桜空あかねの裏事情



担任の声に小走りで乗り込むと、間もなくしてバスが発車する。
二人は再度メモに書かれた材料を確認する。


「肉、玉ねぎ、じゃがいも……あと人参?でも俺、人参苦手なんスよね。無しにしない?」

「却下」

「桜空さんマジ鬼畜!」

「それよりカレーのルーって辛口?甘口?」

「中辛でいいんじゃん?間を取って」

「そうだね」



あかねは納得して、メモを瀬々に返す。


「でも山降りたからってスーパーあんのかね」

「直江ちゃん曰く、とりあえずスーパーっぽいとこで買うらしいよ」

「スーパーっぽいねぇ……」


些か不安がないわけではないが、毎年の恒例行事であるので気にする事はないだろう。


「それより桜空さん」


隣に座る瀬々が声を掛ける。


「昨日は香住くんと話せたッスか?」

「うん。
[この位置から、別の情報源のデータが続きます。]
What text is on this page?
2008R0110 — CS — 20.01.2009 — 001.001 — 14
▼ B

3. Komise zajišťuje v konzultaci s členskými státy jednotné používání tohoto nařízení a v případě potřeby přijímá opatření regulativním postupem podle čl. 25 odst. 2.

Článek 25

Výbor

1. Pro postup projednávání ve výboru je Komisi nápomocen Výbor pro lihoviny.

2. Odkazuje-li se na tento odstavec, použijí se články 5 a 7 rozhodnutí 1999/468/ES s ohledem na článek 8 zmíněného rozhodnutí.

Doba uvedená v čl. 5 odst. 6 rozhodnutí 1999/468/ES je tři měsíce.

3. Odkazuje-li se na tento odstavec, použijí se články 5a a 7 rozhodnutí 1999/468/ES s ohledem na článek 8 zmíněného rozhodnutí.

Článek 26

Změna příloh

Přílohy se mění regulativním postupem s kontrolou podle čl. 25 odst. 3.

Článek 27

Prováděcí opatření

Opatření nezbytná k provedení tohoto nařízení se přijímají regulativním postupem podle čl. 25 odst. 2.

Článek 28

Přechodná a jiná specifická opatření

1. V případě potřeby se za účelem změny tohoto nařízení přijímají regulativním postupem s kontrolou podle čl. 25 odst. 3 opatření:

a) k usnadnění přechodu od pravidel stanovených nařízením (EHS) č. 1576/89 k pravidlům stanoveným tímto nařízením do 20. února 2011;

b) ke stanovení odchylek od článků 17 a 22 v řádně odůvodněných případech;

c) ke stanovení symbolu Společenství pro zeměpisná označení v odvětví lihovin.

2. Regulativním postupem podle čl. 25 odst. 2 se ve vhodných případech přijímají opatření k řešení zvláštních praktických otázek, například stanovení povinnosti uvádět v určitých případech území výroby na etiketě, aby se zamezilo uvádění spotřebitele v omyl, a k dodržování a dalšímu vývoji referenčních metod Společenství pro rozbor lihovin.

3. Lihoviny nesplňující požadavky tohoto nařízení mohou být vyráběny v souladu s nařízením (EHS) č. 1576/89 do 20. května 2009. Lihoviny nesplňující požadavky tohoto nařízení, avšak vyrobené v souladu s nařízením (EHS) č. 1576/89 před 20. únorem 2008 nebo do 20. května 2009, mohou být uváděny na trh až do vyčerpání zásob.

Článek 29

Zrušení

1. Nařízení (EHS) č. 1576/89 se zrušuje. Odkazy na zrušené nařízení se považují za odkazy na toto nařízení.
少しは」


そこまで言ったところで、あかねはハッとする。


「……もしかして、昶が来たのはアンタの入れ知恵?」

「ピンポーン!ウジウジ悩んでたからさー。軽く背中を押しちゃいました!みたいな感じッス」

「へぇ……そうだったの」



合点がいったように呟くと、隣でグッと親指を立てる瀬々の頬を思いっ切り抓った。